La menuda tiranía futbolística
Ya hemos traído aquí en varias ocasiones como el fútbol se fue apoderando de las calles durante las primera décadas del siglo XX. Niños y muchachos convirtieron los espacios públicos en remedos de lo que acontecía habitualmente cada fin de semana en Reina Victoria, el Patronato, Nervión o cualquier otro de los muchos terrenos futbolísticos que se fueron extendiendo por los barrios sevillanos.
En esta ocasión es en el periódico El Liberal en su edición del 7 de marzo de 1929, apenas unas semanas después de haberse iniciado oficialmente el Campeonato de Liga en su primera edición, y en su sección «Desde la atalaya ciudadana», en la que a diario se comentaba la actualidad sevillana, donde se inserta este texto en el que se protesta por esa ocupación del espacio público y su bombardeo de balonazos. También nos sirve para documentar una vez más cómo los anteriores juegos que ocupaban a la chiquillería basados en los toros y su lidia estaban siendo paulatinamente susutituidos por el deporte del balompié.
Con todos nuestros respetos al “foot-ball”, no podemos estar conformes con el “foot-ball” callejero, esto es, con los encuentros que toman por campo de liza las baldosas de la calle, sin pizca de consideración para el transeúnte, que, a lo mejor, está desposeído de todo sentido deportivo.
En este respecto, Sevilla es un hacha por los partidos rudimentarios que en cada esquina se celebran, con menoscabo del público pacífico.
Conformes en que la división temperamental moderna se clasifique en aficionados al “foot-ball” y en no aficionados al “foot-ball”, sin otras posibles derivaciones ideológicas; pero estaría muy en su punto que los encuentros de más o menos campeonatos tuviesen lugar en su propio campo, como las corridas de toros se celebran en las respectivas plazas.
Lo que parece absurdo es que en la mediana amplitud de las rúas sevillanas estalle esta gran guerra civil deportiva de los pequeños que arrojan sus proyectiles entre nuestras piernas, propinándoles de repente formidables encontronazos, enteramente fuera de la disciplina espectacular.
¡Lleva usted prisa¡ Pues cuando menos lo piensa le suele ocurrir que algún clásico muchacho se le interpone al paso, y con peligro de derribarle le obliga a perder unos minutos en su camino, no siendo extraño que al salir del Escila de un pelotazo se halle con el Caribdis de un diestro puntapié.

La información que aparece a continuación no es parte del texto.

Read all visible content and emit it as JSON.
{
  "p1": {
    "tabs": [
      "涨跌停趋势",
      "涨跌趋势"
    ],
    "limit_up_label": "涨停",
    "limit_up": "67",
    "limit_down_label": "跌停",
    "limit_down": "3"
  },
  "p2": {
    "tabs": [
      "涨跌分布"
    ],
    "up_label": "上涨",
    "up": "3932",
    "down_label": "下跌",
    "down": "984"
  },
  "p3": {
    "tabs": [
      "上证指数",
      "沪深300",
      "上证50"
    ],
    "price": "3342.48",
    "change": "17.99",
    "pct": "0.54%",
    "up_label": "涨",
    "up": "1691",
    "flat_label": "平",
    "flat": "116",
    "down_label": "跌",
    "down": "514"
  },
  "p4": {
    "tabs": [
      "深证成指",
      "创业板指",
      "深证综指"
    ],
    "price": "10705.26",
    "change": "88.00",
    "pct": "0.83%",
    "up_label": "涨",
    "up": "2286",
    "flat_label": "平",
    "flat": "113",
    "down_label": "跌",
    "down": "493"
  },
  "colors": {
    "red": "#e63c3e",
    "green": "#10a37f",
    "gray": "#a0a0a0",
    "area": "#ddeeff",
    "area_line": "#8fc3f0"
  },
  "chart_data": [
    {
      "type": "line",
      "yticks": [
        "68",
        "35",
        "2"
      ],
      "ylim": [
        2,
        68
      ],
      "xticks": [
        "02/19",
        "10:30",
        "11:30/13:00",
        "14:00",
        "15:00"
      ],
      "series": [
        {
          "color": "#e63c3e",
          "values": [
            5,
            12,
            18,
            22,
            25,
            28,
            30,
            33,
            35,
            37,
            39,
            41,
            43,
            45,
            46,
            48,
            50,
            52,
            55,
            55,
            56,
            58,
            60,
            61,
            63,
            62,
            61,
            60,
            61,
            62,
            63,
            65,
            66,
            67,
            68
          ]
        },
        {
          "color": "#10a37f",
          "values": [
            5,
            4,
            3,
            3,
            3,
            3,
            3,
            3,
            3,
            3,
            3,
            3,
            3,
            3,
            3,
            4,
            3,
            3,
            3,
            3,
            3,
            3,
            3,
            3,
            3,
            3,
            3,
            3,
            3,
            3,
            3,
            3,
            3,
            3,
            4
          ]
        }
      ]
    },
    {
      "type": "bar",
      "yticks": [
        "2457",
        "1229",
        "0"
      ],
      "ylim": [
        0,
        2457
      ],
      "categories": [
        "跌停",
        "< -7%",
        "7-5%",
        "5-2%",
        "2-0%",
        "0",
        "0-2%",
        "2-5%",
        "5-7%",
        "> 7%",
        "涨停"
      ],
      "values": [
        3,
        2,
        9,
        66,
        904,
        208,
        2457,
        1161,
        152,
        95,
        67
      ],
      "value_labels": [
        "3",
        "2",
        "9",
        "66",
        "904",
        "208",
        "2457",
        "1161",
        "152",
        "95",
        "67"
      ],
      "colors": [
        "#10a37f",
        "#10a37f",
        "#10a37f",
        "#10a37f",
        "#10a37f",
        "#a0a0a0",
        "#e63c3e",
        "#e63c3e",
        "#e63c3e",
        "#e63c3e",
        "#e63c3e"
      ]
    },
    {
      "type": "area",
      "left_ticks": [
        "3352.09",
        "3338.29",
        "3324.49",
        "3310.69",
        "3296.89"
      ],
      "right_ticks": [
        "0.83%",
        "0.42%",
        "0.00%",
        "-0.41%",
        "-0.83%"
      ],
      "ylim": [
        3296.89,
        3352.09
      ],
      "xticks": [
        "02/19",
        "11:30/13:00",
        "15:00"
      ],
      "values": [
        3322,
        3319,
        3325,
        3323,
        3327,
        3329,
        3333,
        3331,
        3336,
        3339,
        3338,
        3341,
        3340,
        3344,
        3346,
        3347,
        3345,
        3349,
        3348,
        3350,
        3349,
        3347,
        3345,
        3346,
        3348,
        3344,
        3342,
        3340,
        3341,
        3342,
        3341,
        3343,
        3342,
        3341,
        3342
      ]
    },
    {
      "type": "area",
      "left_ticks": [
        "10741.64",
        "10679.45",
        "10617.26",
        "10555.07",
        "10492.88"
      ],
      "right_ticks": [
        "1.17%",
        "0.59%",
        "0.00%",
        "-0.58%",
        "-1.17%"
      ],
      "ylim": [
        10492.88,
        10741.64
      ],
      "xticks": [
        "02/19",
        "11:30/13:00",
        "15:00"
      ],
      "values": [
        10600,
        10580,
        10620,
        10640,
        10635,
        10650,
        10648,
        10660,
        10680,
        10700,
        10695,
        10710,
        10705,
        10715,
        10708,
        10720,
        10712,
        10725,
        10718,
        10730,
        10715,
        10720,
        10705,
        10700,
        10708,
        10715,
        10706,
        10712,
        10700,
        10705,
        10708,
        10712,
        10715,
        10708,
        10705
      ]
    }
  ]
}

Esto no parece propio del fuero y de la majestad democrática de la calle, ¿no es verdad, señores munícipes de la magna capital bética?
Bajemos la cabeza ante la división temperamental moderna, puesto que todas las energías fluyen por el cauce del “foot-ball”, sin otros matices que la pasión de los blancos o de los negros; mas organicemos, ordenemos la exuberancia exagerada que invade los estadios ciudadanos.
En otro tiempo eran la taleguilla y la chamarreta, la verónica y el recorte ceñido, objetivos fanáticos de los públicos. Hoy triunfan el calzón y el “sweter” y los envites del balón. Ya una patada contrabalancea y casi vence la destreza taurófila del lidiador. Y los chicos, en sus juegos, no remedan las corridas de toros, sino las contiendas futbolísticas.
Lejos de nuestro sereno ánimo empeñarnos en pedir una reacción antideportiva mediante un tratamiento sociológico–¡pobre de nos si tal hiciéramos, incursos al punto en pecado de cursilería¡–, pero sí debemos preconizar que el “foot-ball” se ciña a su campo como el torero al toro, al marcar la verónica.
Y nada más justo para la aspiración de una atalaya que sólo ve de lejos las arenas candentes de la plaza y el palenque enardecido de la liza deportista.